陰の人を大事にしよう



 会社や組織運営において、陰の功労者ほど大事な人はいないと思います。このことは、中国でもよく言われます。

「最初に井戸を掘った人を大事にする」つまり、「最初に自分を犠牲にしリスクや危険を冒して苦労した人を大切にする」とのことです。

私が尊敬する人生の師匠は、誰かが何かで偉業を成したり、大成功したりした場合、その方も褒めますが、その方のご両親を一番称えます。その方が、そこまでできたのは、教育や支援してくれたご両親があったからとのことです。

「ファミリー」、所謂「家族」は人間がかかわる最も近く深くかかわる人間関係の場です。ですから、そのメンバーの一人が成功すれば、一番かかわってきた家族のメンバーも嬉しいことです。

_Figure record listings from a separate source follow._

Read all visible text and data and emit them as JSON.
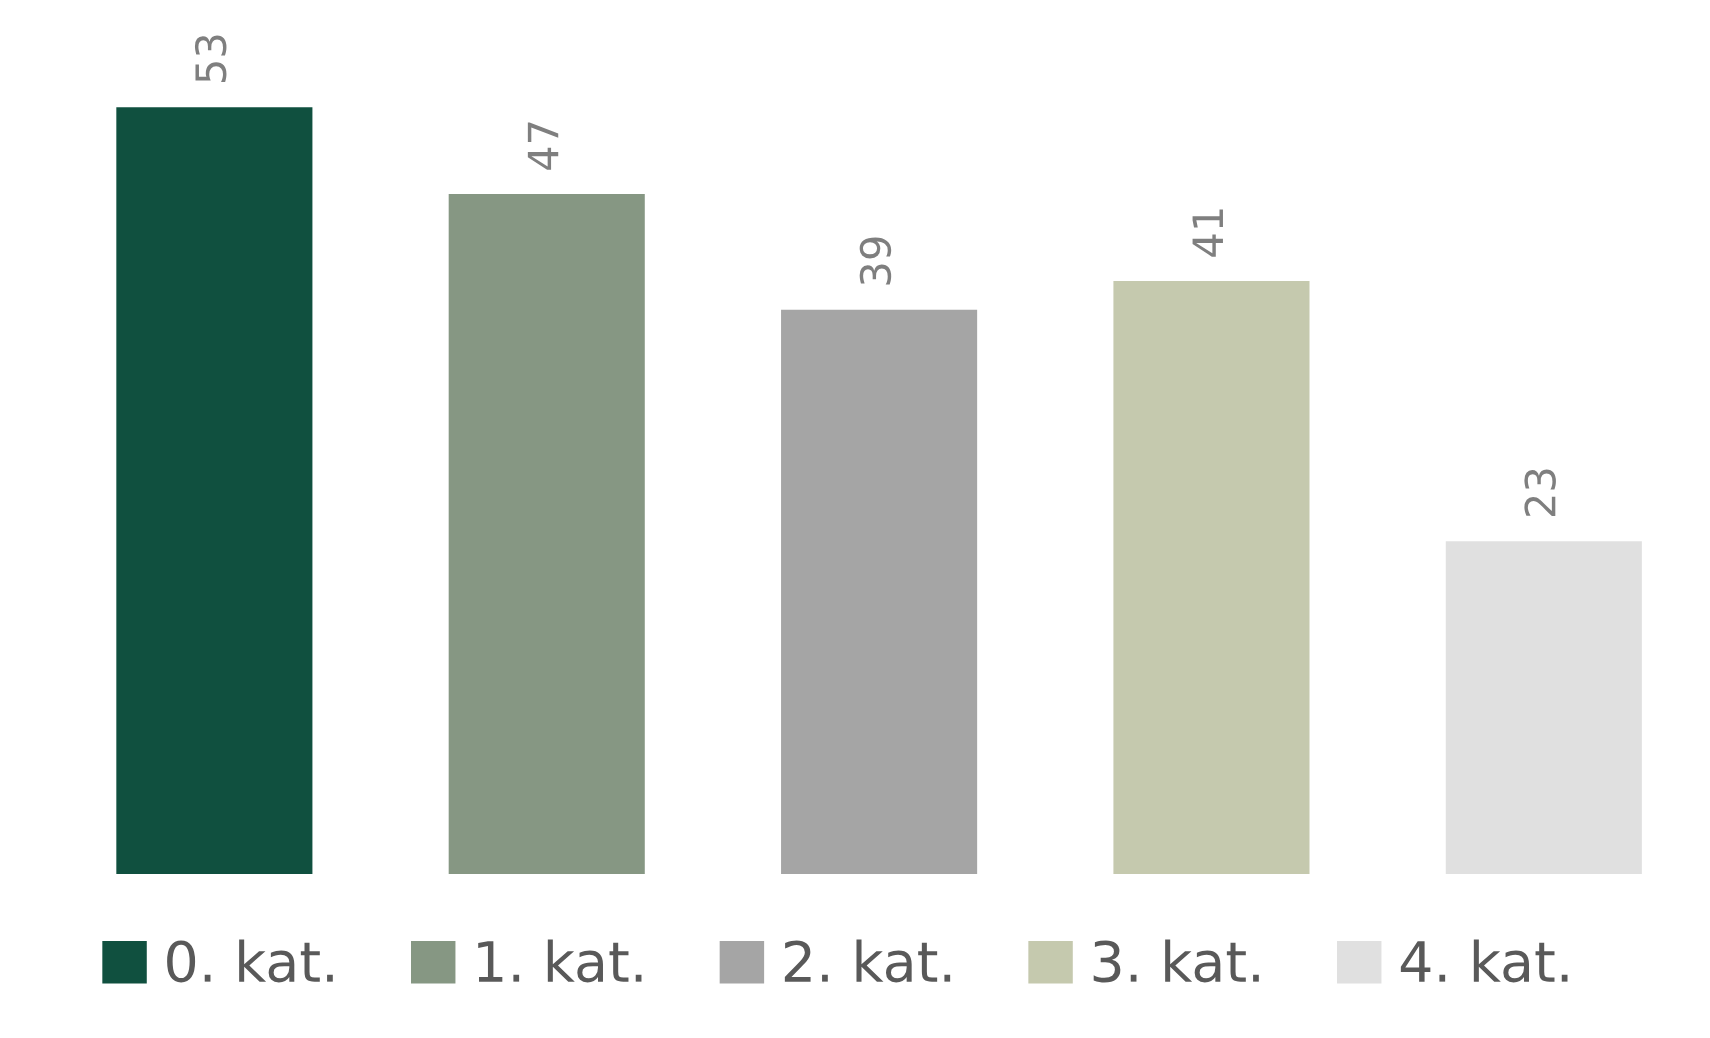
{
  "chart_data": {
    "type": "bar",
    "stacked": true,
    "categories": [
      null,
      null,
      null,
      null,
      null
    ],
    "series": [
      {
        "name": "0. kat.",
        "color": "#10503f",
        "values": [
          53,
          null,
          null,
          null,
          null
        ]
      },
      {
        "name": "1. kat.",
        "color": "#869783",
        "values": [
          null,
          47,
          null,
          null,
          null
        ]
      },
      {
        "name": "2. kat.",
        "color": "#a5a5a5",
        "values": [
          null,
          null,
          39,
          null,
          null
        ]
      },
      {
        "name": "3. kat.",
        "color": "#c5c9ae",
        "values": [
          null,
          null,
          null,
          41,
          null
        ]
      },
      {
        "name": "4. kat.",
        "color": "#e0e0e0",
        "values": [
          null,
          null,
          null,
          null,
          23
        ]
      }
    ],
    "data_labels": true,
    "legend": "bottom",
    "grid": false
  }
}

これは、組織の大きさにかかわらず、組織のメンバー一人ひとりのモチベーションアップにも繋がりますし、団結力と忠誠心を強める効果を持ちます。


人間一人では何もできません。特に大きなことや新しいことをする場合、陰で支えてくれる多く人の助けと応援が必要です。成功した時のみならず、たとえ失敗したとしても、そのように応援してくれた陰の人を称え大事にしたいものです。そうすれば、周りの人もそれを見て感動・感謝し、やる気を出し頑張るものです。一番大事にされにくい存在の陰の人を大事にするということは、関係者全員を大切にしていることと同じ意味になります。

一方、もし陰の人を大切にしないで、それこそ使い捨てのようにしてしまった場合、その反動は大きいものです。原因と結果という厳しい現実の法則が待っています。

使い捨てされたことを周りの人は皆見ています。次は自分かも知れないと思うでしょう。それがわかった瞬間、もうその人のために頑張る気もなくすでしょう。

大事なことは、成功したから陰の人を大切するのではなく、本当にその方々のお陰で自分の周りで良好な人間関係が成り立っていることを認識し、感謝の心で接していくことです。そのような姿勢であれば、誰かが成果を出したり成功したら、自然とそれを支えた人々にも感謝の念が出ててきます。